Walter y su padre habían viajado a Francia el día anterior junto con ciento ochenta políticos, diplomáticos y funcionarios del Ministerio de Asuntos Exteriores, como parte de la delegación alemana de la conferencia de paz. Los ferrocarriles franceses habían reducido la marcha de su tren especial hasta hacerlos cruzar el paisaje devastado del nordeste de Francia a una velocidad de a pie.
—Como si nosotros fuéramos los únicos que dispararon obuses aquí —comentó Otto, malhumorado.
Desde París los habían llevado en autobús hasta la pequeña ciudad de Versalles y los habían dejado en el Hôtel des Réservoirs.

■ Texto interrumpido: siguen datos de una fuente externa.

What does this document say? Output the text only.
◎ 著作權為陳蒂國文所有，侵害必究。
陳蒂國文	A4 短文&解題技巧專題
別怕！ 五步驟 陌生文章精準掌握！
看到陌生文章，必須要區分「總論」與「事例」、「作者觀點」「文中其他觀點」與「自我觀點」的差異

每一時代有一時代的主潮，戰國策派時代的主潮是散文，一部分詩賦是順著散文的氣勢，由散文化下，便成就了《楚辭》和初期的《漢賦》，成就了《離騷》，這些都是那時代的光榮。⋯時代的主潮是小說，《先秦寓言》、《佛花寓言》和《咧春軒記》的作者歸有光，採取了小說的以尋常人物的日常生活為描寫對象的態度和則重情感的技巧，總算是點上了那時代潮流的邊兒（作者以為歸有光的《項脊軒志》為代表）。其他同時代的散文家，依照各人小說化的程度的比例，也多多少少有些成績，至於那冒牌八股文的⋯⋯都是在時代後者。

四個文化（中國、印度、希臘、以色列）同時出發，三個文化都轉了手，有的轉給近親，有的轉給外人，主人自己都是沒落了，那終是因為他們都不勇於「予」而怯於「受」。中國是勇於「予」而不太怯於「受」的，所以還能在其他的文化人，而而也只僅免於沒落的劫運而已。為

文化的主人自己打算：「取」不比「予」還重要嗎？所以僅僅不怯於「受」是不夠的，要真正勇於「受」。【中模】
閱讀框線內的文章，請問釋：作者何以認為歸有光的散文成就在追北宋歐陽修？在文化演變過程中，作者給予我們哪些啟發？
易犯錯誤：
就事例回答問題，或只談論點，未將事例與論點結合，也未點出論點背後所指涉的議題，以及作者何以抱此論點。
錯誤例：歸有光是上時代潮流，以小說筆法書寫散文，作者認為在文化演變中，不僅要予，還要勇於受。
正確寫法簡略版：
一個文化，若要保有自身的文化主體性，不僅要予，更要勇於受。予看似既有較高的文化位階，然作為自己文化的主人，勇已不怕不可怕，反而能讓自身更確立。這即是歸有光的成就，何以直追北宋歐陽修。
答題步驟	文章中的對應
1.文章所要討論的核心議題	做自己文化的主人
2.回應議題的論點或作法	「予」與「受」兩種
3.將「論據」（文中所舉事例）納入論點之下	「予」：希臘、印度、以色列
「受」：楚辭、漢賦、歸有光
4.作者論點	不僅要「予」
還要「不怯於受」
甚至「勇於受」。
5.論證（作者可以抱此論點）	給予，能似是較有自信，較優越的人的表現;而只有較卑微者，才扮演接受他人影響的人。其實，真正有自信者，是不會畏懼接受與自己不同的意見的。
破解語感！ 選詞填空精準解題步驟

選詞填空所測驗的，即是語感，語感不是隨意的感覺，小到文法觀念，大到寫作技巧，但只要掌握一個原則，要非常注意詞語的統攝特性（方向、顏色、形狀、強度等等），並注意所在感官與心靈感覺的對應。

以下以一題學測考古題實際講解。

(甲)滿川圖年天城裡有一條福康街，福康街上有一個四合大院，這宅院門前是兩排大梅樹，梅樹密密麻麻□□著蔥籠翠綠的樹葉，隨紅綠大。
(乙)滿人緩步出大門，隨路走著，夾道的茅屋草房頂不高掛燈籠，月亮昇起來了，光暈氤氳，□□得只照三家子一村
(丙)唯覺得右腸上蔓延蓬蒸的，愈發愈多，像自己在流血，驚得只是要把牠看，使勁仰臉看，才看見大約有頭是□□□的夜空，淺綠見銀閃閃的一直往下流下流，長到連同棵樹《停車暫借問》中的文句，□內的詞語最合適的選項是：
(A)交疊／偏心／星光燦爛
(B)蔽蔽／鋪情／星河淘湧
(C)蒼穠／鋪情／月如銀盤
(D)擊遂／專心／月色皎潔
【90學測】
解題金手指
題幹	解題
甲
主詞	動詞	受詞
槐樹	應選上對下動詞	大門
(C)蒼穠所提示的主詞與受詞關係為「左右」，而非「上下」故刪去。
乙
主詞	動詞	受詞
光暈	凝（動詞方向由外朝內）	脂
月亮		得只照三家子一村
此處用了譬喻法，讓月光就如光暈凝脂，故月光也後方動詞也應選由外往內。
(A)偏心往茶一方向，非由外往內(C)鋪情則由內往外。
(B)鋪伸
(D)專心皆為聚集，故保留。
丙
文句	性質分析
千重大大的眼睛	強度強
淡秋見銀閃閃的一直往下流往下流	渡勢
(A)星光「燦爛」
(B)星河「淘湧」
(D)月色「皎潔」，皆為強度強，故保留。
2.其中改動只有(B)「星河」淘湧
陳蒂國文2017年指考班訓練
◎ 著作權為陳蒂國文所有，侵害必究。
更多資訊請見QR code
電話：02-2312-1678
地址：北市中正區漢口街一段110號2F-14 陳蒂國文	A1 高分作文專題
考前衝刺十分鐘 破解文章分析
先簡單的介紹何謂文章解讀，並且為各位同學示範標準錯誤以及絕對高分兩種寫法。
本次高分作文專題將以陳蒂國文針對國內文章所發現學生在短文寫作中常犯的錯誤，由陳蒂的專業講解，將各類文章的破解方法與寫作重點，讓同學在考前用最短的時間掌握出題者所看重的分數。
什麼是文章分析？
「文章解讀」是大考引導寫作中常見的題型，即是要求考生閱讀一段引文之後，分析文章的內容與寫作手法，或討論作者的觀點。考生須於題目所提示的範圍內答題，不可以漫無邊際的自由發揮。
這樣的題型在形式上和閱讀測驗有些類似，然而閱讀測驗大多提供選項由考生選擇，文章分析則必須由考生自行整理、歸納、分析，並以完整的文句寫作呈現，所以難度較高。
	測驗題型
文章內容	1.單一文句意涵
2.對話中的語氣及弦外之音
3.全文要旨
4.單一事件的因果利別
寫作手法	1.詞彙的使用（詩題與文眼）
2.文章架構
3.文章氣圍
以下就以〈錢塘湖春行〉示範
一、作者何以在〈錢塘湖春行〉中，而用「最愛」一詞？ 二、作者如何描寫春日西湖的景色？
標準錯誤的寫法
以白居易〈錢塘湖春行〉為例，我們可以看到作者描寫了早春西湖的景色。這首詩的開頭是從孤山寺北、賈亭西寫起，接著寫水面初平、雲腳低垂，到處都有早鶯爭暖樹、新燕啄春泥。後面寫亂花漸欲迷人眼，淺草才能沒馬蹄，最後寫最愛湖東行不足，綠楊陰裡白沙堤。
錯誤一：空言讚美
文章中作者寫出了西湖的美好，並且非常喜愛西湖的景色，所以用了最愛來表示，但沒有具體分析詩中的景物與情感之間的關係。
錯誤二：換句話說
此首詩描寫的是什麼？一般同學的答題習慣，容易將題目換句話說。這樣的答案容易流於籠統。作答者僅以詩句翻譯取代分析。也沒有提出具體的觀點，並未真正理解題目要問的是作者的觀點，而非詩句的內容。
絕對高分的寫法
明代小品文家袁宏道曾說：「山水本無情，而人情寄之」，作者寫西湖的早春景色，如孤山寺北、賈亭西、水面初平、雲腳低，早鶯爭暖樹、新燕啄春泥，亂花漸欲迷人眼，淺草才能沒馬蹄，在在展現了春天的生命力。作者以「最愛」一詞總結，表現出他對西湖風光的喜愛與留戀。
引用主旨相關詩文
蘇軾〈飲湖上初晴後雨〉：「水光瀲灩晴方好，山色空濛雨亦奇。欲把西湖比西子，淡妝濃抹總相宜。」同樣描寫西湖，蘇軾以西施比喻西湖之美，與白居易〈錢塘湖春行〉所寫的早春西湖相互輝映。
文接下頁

Su equipaje fue descargado en el patio, donde de bastante mala manera les dijeron que lo entraran ellos mismos. Walter pensó que estaba claro que los franceses no iban a ser magnánimos en la victoria.
—No han ganado, eso es lo que les pasa —dijo Otto—. Puede que tampoco hayan perdido, o no del todo, porque los británicos y los norteamericanos los han salvado… pero de eso no pueden alardear mucho. Los hemos vencido, y ellos lo saben, por eso se sienten heridos en su descomedido orgullo.
El hotel era frío y lúgubre, pero los magnolios y los manzanos de fuera estaban en flor. Los alemanes tenían permiso para pasear por las tierras del gran château y visitar las tiendas. Siempre había un pequeño corrillo frente al hotel. La gente normal no era tan maligna como los funcionarios. En ocasiones los abucheaban, pero la mayoría de las veces simplemente sentían curiosidad por ver al enemigo.
Walter le escribió a Maud el primer día. No mencionó su matrimonio; no estaba convencido de que fuera seguro y, de todas formas, era difícil romper la costumbre del secretismo. Le dijo dónde estaba, describió el hotel y sus alrededores y le pidió que le contestara. Fue andando a la ciudad, compró un sello y envió la carta.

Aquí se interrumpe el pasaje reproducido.